Generating an Embedding

result = genai.embed_content(model="models/text-embedding-004", content="What is the meaning of life?")
str(result)[:100]
e = L(result['embedding'])
e

Generate More Embeddings

sentences = [
    "Why do we exist?",
    "What's the purpose of existence?",
    "What is the meaning of cookies?",
    "How do I bake cookies?",
    "What's the meaning of life?"
]

Get an embedding for each sentence:

def embed(s): return genai.embed_content("models/text-embedding-004", s)
ems = L(sentences).map(embed)
ems

Convert the embeddings to numpy arrays:

vectors = L(ems).attrgot('embedding').map(np.array)
vectors

Cosine Similarity

def cos_sim(a,b): 
    "Normalized dot product of 2 embedding vectors"
    return (a@b)/(np.linalg.norm(a)*np.linalg.norm(b))

Credit: This function is from How to Solve It With Code, Lesson 14.

I looked for a predefined version of cos_sim to import and use. The closest I found was scikit-learn's cosine_similarity function which returns a similarity matrix. In a future notebook I'd love to use that. Right now, however, I just want to see how similar 2 embeddings are.

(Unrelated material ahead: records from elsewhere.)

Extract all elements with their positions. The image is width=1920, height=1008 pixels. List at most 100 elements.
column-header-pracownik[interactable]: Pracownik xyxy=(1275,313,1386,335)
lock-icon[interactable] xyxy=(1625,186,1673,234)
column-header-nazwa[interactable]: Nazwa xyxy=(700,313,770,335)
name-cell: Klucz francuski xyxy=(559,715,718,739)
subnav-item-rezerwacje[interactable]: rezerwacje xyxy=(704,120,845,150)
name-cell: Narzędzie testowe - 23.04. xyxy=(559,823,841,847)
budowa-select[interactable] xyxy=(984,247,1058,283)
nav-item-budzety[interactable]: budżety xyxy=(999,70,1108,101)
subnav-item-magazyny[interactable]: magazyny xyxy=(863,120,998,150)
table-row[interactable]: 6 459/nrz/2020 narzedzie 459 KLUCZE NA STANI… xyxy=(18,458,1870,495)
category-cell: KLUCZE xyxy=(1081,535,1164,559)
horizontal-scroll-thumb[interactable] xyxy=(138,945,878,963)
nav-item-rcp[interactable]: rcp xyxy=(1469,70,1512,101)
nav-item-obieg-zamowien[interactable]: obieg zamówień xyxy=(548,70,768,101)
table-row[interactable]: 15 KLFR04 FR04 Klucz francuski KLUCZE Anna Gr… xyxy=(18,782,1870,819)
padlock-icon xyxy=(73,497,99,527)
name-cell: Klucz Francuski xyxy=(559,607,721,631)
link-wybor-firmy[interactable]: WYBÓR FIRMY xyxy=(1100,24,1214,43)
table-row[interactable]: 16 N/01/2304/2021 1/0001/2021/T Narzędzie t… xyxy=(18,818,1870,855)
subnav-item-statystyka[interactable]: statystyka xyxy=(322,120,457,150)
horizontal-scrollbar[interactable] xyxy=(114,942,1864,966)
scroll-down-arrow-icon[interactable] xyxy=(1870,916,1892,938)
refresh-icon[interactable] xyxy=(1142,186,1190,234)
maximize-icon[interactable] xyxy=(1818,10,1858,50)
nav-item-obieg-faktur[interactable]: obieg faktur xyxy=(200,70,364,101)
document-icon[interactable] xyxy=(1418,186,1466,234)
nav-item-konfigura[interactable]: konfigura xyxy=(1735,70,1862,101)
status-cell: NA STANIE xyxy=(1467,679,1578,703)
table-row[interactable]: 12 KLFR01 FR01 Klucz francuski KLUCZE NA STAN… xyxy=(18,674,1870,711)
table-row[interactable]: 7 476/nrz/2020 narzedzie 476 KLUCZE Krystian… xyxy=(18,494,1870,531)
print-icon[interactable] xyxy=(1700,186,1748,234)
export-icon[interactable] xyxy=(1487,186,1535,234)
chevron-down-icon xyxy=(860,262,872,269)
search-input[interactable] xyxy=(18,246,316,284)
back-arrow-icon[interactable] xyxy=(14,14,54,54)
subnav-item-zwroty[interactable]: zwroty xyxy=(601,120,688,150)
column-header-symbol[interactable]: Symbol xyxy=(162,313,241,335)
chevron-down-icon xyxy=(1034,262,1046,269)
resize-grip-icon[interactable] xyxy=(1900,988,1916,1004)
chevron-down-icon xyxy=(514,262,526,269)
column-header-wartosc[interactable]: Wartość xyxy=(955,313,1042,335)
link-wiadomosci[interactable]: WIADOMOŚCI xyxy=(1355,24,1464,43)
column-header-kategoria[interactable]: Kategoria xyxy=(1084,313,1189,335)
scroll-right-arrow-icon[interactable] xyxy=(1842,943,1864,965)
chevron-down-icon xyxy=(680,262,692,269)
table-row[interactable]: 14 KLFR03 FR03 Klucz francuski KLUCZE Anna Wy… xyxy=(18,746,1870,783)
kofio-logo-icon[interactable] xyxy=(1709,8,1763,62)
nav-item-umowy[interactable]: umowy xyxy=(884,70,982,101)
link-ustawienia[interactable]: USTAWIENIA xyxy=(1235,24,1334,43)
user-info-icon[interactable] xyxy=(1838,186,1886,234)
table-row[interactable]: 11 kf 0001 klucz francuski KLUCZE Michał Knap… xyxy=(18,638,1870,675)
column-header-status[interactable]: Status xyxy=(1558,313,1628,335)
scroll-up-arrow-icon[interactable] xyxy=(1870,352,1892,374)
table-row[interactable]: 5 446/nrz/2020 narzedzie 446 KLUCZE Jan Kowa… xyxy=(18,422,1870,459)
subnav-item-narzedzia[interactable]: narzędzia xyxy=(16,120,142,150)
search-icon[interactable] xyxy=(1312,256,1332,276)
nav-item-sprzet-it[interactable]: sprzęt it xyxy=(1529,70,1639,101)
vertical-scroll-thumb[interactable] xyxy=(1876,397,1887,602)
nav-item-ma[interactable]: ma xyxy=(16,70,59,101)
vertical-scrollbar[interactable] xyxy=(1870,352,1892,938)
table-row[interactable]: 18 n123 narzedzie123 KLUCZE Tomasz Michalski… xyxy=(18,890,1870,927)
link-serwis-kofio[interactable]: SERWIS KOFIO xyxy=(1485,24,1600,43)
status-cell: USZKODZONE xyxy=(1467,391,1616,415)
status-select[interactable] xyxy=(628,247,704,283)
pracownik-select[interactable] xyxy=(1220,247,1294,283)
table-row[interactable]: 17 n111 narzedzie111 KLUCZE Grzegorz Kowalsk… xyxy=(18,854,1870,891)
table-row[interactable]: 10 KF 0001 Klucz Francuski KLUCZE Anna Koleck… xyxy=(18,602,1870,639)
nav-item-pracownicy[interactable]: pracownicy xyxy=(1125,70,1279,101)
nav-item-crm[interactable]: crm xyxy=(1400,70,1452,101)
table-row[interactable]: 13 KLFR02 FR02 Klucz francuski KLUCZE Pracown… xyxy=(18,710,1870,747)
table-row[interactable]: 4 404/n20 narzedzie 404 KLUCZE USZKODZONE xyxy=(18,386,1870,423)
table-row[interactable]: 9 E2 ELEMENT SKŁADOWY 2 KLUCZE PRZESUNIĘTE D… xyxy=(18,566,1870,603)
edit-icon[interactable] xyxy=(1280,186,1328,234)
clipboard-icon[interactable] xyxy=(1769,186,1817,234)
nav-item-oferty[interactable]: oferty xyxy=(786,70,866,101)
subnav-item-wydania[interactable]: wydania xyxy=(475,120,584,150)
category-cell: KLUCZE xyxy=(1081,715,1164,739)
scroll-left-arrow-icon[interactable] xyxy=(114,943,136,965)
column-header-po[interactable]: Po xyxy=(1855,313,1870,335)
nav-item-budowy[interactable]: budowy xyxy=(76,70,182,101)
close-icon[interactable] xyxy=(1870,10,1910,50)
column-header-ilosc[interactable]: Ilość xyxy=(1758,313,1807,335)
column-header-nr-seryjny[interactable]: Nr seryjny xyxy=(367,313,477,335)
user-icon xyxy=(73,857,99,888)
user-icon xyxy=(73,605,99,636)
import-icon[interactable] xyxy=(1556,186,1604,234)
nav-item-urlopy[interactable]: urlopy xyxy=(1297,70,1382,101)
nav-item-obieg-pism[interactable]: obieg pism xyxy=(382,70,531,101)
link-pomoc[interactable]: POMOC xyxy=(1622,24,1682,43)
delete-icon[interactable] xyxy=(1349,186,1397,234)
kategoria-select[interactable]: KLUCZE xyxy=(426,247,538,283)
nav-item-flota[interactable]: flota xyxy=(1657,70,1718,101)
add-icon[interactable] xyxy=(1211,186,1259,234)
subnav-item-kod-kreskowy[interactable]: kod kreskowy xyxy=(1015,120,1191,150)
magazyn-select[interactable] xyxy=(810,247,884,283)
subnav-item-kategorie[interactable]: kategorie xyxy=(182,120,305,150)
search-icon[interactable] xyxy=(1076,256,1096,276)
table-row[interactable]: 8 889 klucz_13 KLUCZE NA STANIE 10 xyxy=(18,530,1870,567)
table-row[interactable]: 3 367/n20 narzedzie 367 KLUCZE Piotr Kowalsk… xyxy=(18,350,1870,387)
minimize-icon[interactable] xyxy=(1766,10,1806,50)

2 Existential Questions: High Similarity

f"{sentences[0]} vs. {sentences[1]}"
cos_sim(vectors[0],vectors[1])

Existential Question vs. Cookie Question: Low Similarity

f"{sentences[0]} vs. {sentences[3]}"
cos_sim(vectors[0],vectors[3])

Meanings: Low Similarity

f"{sentences[4]} vs. {sentences[2]}"
cos_sim(vectors[4],vectors[2])

Similarity Matrix

Comparing each sentence to each other one:

sim_matrix = np.zeros((len(vectors), len(vectors)))
for i in range(len(vectors)):
    for j in range(len(vectors)):
        sim_matrix[i,j] = cos_sim(vectors[i], vectors[j])
sim_matrix

Now we can plot a heatmap of these, to build our intuition:

plt.figure(figsize=(10,8))
sns.heatmap(sim_matrix, annot=True, fmt='.2f', 
            xticklabels=sentences, yticklabels=sentences)
plt.title('Sentence Similarity Matrix')
plt.tight_layout()

Summary

Embeddings can capture meaningful semantic relationships between sentences or other text.